American pastor and writer

Tommy Barnett is an author, the co-pastor of Dream City Church, an Assemblies of God megachurch in Phoenix, and chancellor of Southeastern University.

==Ministry==
Tommy Barnett began his ministry at age sixteen. Before moving to Phoenix, Barnett pastored Westside Assembly of God in Davenport, Iowa. In just a few years, the church grew from 76 people to more than 4,000 members. In 1979, he became the pastor of Dream City Church. The church has grown under his leadership over the past three decades. In 2011, Barnett turned over the senior pastor's post to his younger son, Luke; he remains as co-pastor.

Tommy Barnett and his son Matthew founded the Dream Center in 1994, as a home missions project of the Southern California District of the Assemblies of God.

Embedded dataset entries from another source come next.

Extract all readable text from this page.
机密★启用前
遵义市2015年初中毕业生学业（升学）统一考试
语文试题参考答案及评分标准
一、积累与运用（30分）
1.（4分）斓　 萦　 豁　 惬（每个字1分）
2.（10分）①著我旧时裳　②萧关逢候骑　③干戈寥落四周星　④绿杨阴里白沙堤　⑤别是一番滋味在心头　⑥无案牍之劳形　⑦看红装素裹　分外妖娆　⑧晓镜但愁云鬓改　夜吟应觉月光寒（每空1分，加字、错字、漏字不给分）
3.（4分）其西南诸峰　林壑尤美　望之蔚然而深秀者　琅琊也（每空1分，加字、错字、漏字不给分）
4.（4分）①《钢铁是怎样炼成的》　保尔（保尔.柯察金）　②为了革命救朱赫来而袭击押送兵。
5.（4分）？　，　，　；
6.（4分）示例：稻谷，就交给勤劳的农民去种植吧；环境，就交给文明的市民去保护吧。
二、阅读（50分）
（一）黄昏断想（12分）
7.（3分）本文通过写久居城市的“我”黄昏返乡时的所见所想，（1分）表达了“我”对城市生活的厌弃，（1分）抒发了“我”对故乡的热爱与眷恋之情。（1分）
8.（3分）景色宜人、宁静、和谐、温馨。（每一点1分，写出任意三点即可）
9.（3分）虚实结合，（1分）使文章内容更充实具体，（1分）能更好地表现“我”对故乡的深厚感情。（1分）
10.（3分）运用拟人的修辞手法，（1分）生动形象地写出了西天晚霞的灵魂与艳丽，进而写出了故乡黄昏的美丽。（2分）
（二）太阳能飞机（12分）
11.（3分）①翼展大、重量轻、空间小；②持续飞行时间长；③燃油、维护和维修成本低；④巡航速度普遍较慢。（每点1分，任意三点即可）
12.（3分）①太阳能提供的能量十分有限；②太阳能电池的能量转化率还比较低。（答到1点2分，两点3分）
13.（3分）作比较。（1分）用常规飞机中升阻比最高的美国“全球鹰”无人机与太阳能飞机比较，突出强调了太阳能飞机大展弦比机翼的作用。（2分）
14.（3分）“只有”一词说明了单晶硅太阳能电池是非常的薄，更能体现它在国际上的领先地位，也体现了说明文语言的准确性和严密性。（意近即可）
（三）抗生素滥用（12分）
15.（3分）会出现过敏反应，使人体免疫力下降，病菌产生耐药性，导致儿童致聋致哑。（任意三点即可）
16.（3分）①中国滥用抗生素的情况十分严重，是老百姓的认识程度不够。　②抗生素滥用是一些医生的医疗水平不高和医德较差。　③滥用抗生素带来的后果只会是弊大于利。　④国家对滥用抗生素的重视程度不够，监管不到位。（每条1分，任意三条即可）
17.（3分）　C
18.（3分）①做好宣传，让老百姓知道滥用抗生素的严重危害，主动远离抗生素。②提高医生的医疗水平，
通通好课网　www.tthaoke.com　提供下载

Barnett is on the Board of Directors of Joyce Meyer Ministries and has authored several books, including Multiplication, Hidden Power, Enlarge Your Circle of Love, Reaching Your Dreams, The Power of a Half Hour, and Your Great Adventure.

== Personal life ==
He is married to his wife Marja and lives in Phoenix. He has three children: Matthew, Luke, and Kristie, all of whom have also taken prominent leadership roles in the Assembly of God church.